Countable and Uncountable subsets of $\mathcal{P(\mathbb{Z})}$

Question

Suppose I have a relation on $\mathcal{P(\mathbb{Z})}$ which says give me all ordered tuples $(S,T)\in\mathcal{P(\mathbb{Z})} \times \mathcal{P(\mathbb{Z})}$ such that $S\underset{\text{bijection}}{\longrightarrow}T$. Now this is obviously an equivalence relation and then consider now the equivalence classes of $[{0}]$ and $[\mathbb{Z}]$. The question is that does $[\mathbb{Z}]$ have the same cardinality as $\mathbb{Z}$ my intution says no. $[\mathbb{Z}]$ is a infinite set of infinitely countable subsets of $\mathbb{Z}$. But the set itself $[\mathbb{Z}]$ seems to be an infinte subset of the $\mathcal{P(\mathbb{Z})}$ which we know is uncountable.
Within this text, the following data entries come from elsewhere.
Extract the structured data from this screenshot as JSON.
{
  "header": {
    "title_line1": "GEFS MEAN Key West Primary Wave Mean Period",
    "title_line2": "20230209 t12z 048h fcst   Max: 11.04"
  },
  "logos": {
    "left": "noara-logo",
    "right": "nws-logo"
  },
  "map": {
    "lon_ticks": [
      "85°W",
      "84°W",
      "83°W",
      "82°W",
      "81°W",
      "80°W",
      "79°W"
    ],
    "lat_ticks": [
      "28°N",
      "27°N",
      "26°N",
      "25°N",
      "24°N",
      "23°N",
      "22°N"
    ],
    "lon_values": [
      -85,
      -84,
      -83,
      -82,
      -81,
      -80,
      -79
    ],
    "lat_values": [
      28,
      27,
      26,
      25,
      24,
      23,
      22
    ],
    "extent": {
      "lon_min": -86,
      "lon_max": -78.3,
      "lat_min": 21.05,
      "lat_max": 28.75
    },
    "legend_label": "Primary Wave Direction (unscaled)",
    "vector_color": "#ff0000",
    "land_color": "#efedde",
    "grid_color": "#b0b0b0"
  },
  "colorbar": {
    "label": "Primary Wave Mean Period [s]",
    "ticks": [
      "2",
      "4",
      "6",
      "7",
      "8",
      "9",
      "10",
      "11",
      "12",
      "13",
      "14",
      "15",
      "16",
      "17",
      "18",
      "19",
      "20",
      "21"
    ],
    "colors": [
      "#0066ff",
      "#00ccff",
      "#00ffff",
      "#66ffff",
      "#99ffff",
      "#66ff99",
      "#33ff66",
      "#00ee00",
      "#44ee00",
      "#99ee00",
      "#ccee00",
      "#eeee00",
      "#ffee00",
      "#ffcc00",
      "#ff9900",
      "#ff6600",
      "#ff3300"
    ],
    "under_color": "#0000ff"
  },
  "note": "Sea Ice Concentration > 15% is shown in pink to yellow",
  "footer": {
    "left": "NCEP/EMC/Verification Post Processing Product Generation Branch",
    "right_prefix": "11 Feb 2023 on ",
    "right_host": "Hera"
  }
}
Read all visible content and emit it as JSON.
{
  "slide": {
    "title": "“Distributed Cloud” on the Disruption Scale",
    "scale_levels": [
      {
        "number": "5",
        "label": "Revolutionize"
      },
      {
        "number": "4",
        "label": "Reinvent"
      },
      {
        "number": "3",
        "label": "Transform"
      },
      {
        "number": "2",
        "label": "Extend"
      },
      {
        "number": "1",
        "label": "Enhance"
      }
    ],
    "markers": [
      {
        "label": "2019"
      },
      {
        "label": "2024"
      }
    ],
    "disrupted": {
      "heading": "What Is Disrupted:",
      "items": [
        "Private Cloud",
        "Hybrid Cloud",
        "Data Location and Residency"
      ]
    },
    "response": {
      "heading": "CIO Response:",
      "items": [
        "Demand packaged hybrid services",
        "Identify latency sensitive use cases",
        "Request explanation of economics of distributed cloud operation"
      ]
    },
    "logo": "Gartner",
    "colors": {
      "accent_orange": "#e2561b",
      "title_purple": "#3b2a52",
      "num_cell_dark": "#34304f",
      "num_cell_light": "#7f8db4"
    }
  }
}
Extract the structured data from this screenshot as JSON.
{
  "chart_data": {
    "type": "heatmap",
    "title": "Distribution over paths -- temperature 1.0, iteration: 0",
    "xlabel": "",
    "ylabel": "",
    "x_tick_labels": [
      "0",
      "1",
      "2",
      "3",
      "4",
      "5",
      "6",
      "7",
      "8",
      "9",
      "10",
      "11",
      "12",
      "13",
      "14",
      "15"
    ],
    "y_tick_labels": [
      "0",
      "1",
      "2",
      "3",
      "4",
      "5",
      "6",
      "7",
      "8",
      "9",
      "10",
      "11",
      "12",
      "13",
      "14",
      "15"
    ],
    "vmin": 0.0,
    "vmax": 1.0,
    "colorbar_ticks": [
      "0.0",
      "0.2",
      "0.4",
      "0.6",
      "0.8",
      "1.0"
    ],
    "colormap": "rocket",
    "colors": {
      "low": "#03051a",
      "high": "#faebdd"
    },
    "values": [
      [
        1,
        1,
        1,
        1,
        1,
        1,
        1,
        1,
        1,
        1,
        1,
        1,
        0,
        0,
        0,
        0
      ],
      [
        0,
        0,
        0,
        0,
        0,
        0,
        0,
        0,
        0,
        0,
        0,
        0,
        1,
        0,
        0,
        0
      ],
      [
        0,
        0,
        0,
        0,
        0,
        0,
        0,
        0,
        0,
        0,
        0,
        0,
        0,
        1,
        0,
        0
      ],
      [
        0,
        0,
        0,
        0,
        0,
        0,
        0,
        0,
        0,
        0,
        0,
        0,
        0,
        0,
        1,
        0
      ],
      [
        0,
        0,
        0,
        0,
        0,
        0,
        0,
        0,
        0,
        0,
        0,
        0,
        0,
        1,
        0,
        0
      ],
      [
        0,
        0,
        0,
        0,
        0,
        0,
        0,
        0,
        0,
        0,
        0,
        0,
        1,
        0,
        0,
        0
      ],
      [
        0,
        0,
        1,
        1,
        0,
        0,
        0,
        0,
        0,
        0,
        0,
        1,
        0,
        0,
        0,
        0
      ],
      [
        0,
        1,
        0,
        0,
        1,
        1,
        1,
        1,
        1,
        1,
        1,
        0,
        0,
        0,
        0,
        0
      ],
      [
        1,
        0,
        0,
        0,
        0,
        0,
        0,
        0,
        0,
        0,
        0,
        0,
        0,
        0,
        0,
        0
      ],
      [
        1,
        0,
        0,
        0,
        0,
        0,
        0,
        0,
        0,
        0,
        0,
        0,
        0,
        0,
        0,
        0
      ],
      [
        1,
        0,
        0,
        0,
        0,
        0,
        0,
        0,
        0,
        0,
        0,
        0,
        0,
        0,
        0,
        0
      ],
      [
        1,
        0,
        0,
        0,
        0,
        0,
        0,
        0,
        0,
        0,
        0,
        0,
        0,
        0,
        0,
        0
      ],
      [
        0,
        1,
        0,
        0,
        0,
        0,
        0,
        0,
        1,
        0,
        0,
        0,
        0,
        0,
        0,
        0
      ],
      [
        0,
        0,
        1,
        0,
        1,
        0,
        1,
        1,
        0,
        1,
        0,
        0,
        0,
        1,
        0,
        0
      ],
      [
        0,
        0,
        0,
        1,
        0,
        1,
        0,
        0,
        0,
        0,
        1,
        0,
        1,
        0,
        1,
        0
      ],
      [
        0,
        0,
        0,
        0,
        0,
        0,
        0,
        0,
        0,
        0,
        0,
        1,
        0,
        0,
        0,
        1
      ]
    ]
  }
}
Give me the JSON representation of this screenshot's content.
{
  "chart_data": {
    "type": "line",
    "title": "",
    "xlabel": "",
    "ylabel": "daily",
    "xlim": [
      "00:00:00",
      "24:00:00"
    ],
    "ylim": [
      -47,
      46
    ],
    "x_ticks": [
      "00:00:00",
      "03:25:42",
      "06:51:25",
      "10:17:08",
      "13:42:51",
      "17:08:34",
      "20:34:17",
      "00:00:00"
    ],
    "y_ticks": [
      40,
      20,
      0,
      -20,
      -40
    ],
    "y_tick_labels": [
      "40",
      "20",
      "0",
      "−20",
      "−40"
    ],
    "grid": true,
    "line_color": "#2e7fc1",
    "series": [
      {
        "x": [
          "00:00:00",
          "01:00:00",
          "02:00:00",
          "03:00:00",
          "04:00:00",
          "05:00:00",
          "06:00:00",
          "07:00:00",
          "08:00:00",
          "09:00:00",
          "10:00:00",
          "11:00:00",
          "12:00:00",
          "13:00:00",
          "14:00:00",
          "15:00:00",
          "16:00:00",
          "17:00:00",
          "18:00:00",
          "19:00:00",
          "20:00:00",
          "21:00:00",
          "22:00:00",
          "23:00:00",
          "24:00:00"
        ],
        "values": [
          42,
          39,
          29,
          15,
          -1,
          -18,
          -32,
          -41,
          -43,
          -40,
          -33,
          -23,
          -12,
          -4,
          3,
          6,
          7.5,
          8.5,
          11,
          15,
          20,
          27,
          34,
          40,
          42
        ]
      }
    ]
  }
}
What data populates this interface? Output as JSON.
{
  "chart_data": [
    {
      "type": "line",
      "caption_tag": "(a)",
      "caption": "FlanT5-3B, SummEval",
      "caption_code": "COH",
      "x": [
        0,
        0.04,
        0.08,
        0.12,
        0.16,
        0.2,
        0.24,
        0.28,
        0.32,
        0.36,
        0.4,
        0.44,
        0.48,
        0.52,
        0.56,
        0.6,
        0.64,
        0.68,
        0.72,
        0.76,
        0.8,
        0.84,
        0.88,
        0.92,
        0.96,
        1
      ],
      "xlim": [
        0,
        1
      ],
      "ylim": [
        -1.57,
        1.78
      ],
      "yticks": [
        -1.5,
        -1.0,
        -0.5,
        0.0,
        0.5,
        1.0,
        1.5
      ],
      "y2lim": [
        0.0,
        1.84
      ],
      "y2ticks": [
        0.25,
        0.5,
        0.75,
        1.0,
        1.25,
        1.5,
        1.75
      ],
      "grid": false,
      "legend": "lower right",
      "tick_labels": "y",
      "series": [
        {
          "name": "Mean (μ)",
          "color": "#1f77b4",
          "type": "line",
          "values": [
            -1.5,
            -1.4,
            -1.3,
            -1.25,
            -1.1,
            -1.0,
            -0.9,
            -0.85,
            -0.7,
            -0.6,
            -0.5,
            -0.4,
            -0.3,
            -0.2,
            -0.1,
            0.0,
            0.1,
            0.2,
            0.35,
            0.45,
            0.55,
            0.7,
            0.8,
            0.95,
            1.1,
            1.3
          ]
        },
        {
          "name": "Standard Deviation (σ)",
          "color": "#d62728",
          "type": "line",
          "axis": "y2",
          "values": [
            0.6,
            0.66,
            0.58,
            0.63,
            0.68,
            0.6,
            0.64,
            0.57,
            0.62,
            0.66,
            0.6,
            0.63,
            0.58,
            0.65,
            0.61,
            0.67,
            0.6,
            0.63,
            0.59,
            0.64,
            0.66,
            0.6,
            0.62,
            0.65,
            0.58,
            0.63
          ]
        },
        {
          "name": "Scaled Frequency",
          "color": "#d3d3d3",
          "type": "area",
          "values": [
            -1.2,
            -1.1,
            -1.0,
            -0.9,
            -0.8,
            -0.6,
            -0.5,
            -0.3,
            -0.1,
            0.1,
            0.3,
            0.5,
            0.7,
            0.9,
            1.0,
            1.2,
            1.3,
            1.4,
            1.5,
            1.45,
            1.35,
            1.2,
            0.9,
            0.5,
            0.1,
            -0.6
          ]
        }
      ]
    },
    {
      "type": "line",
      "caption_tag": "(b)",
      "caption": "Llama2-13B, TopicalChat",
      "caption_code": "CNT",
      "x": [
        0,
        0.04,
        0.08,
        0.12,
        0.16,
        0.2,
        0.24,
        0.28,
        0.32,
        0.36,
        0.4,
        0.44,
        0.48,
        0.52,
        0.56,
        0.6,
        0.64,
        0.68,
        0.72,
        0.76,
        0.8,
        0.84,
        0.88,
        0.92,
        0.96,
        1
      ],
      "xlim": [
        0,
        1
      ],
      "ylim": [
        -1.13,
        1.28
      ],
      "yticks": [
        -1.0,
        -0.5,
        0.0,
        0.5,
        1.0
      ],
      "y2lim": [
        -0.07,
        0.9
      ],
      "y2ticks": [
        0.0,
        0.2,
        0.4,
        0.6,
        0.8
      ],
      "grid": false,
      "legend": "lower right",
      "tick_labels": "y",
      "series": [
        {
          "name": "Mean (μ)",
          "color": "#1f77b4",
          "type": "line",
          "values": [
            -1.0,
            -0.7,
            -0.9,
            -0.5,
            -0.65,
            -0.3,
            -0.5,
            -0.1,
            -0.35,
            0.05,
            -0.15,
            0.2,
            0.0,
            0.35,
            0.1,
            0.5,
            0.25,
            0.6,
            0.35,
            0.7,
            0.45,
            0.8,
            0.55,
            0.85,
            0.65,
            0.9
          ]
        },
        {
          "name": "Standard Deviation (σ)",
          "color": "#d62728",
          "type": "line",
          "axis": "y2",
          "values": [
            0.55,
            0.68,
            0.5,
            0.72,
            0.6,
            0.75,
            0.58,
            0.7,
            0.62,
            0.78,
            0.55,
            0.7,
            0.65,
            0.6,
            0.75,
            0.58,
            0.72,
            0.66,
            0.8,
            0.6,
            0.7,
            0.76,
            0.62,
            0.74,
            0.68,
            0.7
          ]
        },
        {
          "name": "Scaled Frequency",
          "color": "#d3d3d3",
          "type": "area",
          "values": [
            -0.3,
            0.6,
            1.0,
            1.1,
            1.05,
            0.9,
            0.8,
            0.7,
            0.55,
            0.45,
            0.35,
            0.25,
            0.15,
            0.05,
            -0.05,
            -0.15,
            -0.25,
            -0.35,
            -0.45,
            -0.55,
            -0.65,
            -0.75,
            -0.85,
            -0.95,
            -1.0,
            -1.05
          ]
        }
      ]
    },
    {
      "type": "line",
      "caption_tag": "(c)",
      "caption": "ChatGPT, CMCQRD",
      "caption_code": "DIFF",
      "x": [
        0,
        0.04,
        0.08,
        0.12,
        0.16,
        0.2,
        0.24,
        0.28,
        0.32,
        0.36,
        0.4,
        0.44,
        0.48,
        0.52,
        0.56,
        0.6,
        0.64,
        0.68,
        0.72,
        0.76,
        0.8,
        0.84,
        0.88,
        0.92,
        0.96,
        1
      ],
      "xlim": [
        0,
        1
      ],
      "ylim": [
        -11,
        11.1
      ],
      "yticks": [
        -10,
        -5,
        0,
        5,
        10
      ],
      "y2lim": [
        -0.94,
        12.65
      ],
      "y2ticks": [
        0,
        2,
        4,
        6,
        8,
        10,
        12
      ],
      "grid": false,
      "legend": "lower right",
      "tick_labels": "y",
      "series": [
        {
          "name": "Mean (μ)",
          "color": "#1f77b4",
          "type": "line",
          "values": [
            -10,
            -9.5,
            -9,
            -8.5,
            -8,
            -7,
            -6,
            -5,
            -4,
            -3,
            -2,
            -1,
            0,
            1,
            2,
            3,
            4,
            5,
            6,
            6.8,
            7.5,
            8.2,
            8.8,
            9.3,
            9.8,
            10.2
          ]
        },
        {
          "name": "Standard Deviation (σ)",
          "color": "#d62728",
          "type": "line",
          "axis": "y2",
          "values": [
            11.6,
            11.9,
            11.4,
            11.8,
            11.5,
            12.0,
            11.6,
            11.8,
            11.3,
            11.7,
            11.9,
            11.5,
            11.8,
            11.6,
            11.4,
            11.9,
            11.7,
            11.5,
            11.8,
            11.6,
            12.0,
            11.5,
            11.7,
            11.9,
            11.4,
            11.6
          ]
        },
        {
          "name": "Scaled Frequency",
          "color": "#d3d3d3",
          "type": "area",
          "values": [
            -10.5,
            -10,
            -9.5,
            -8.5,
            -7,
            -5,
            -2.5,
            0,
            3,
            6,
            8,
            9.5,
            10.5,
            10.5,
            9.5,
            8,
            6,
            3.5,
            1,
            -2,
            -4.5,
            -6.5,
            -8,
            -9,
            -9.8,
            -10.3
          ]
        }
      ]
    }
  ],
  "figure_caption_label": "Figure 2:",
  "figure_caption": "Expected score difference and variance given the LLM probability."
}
On the other hand of inquiries, is the $[\{0\}]$ numerically equivalent to the set $[\{0,1,2,3,...k\}]$ where $k\in\mathbb{N}$, clearly they have the same cardinality since the class $[\{0,1,2,3,...k\}]$ contains all sets which have cardinality $\vert k+1\vert$. How would I go about proving that?

Answer 1

Consider $A=2\mathbb{Z}$, i.e. the subset of all numbers divisible by $2$ and its complement $B$. Both are countable. Moreover for any subset $C\subseteq B$ we have that $A\cup C$ is countable. And then the function $C\mapsto A\cup C$, as a function $P(B)\to P(\mathbb{Z})$ is injective. Meaning there is uncountably many countable subsets of $\mathbb{Z}$.

On the other hand there is countably many finite subsets of $\mathbb{Z}$. That's because every finite subset is a subset of some $\{-n,\ldots,-1,0,1,\ldots,n\}$ and each such subset has finitely many subsets itself. This easily implies that each $[X]$ is countable for finite $X$.